4. Sizin yaratılışınızda ve Allah'ın (yeryüzüne) yaydığı her bir
canlıda da kesin olarak inanan bir toplum için elbette nice deliller
vardır.
5. Geceyle gündüzün birbiri ardınca gelişinde, Allah'ın gökten
rızık (sebebi olarak yağmur) indirip, onunla yeryüzünü ölümünden sonra
diriltmesinde, rüzgarları evirip çevirmesinde aklını kullanan bir
toplum için deliller vardır.
6. İşte bunlar, Allah'ın âyetleridir. Onları sana gerçek olarak
okuyoruz. Artık Allah'tan ve O'nun âyetlerinden sonra hangi söze
inanacaklar?
7. Her günahkâr yalancının vay haline!
8. Kendisine Allah'ın âyetlerinin okunduğunu işitir de, sonra
büyüklük taslayarak sanki onları hiç duymamış gibi direnir. İşte onu
elem dolu bir azap ile müjdele!
9. Âyetlerimizden bir şey öğrenince onu alaya alır. Onlar için alçaltıcı bir azap vardır!
10. Arkalarında da cehennem vardır. Dünyada kazandıkları ve
Allah'tan başka edindikleri dostlar onlara hiçbir fayda vermez. Onlar
için elbette büyük bir azap vardır.
11. İşte bu (Kur'an) bir hidayettir. Rablerinin âyetlerini inkâr edenlere ise elem dolu çok kötü bir azap vardır.
12. Allah, içinde gemilerin, emriyle akıp gitmesi, onun lütfunu
aramanız ve şükretmeniz için denizi sizin hizmetinize verendir.

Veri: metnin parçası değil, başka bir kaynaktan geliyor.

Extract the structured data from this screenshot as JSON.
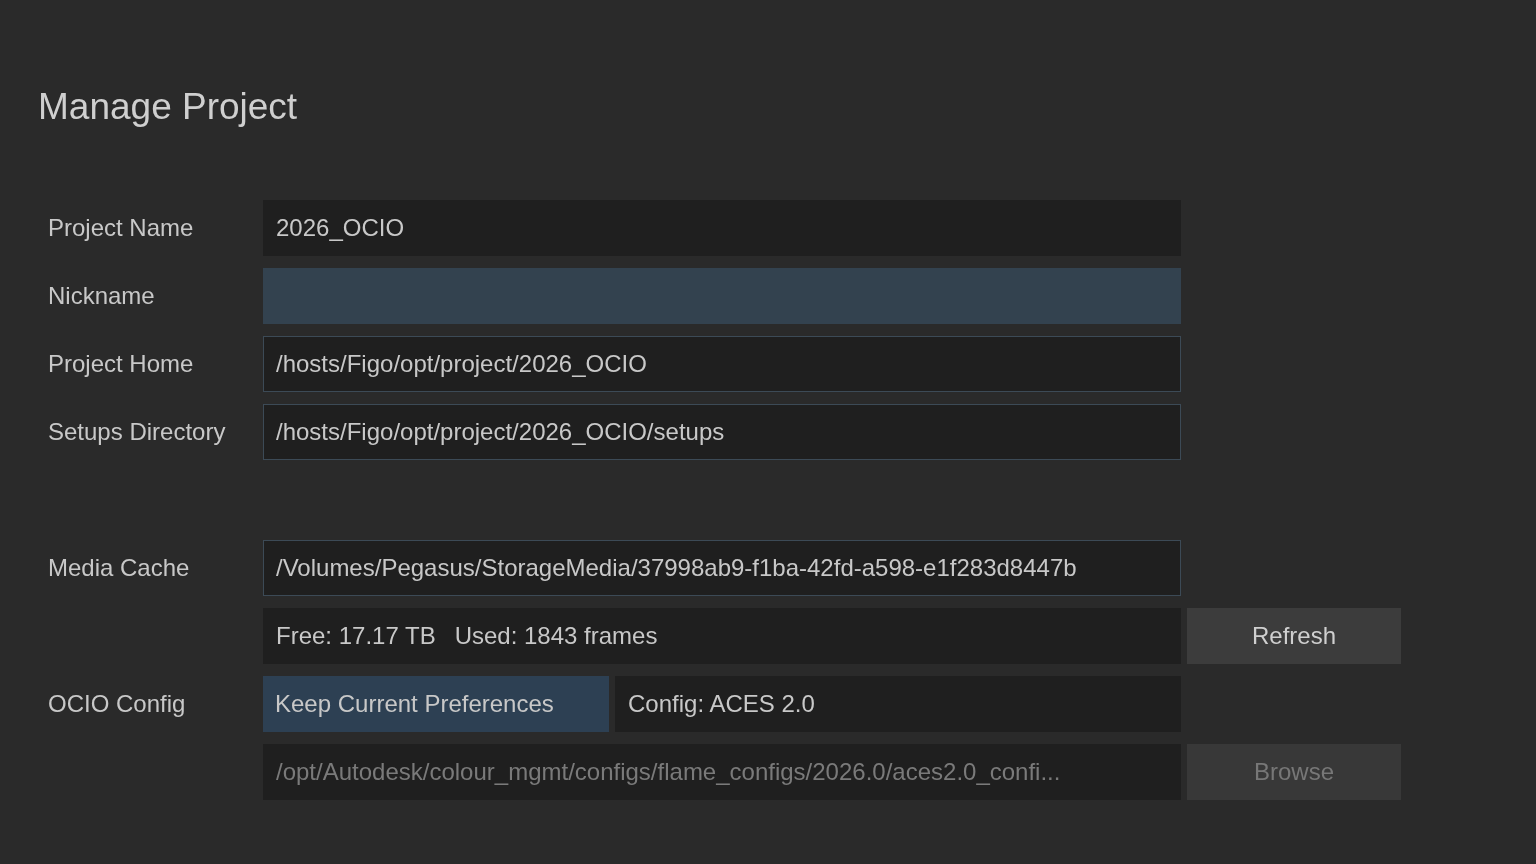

13. Göklerdeki ve yerdeki her şeyi kendi katından (bir nimet
olarak) sizin hizmetinize verendir. Elbette bunda düşünen bir toplum
için deliller vardır.
14. İnananlara söyle, Allah'ın (ceza) günlerinin geleceğini
ummayanları (şimdilik) bağışlasınlar ki Allah herhangi bir topluma
(kendi) kazandığının karşılığını versin.
15. Kim salih bir amel işlerse kendi lehine işlemiş olur. Kim de
kötülük yaparsa kendi aleyhine yapmış olur. Sonra Rabbinize
döndürüleceksiniz.
16. Andolsun biz, İsrailoğullarına kitap, hükümranlık ve
peygamberlik verdik. Onları güzel ve temiz yiyeceklerle rızıklandırdık
ve onları (dönemlerinde) âlemlere üstün kıldık.
17. Onlara din işi konusunda açık deliller verdik. Ama onlar ancak
kendilerine bilgi geldikten sonra, aralarındaki hasetten dolayı
ayrılığa düştüler. Şüphesiz Rabbin, hakkında ayrılığa düştükleri şeyler
konusunda kıyamet günü, aralarında hüküm verecektir.
18. Sonra da seni din işi konusunda açık bir yola koyduk. Sen ona uy, bilmeyenlerin heva ve heveslerine uyma.
19. Çünkü onlar, Allah'a karşı sana asla bir fayda sağlayamazlar.
Şüphesiz zalimler birbirinin dostlarıdır. Allah ise kendisine karşı
gelmekten sakınanların dostudur.
20. Bu Kur'an, insanlar için kalp gözleri (konumundaki bir nur),
kesin olarak inanan bir toplum için de bir hidayet ve bir rahmettir.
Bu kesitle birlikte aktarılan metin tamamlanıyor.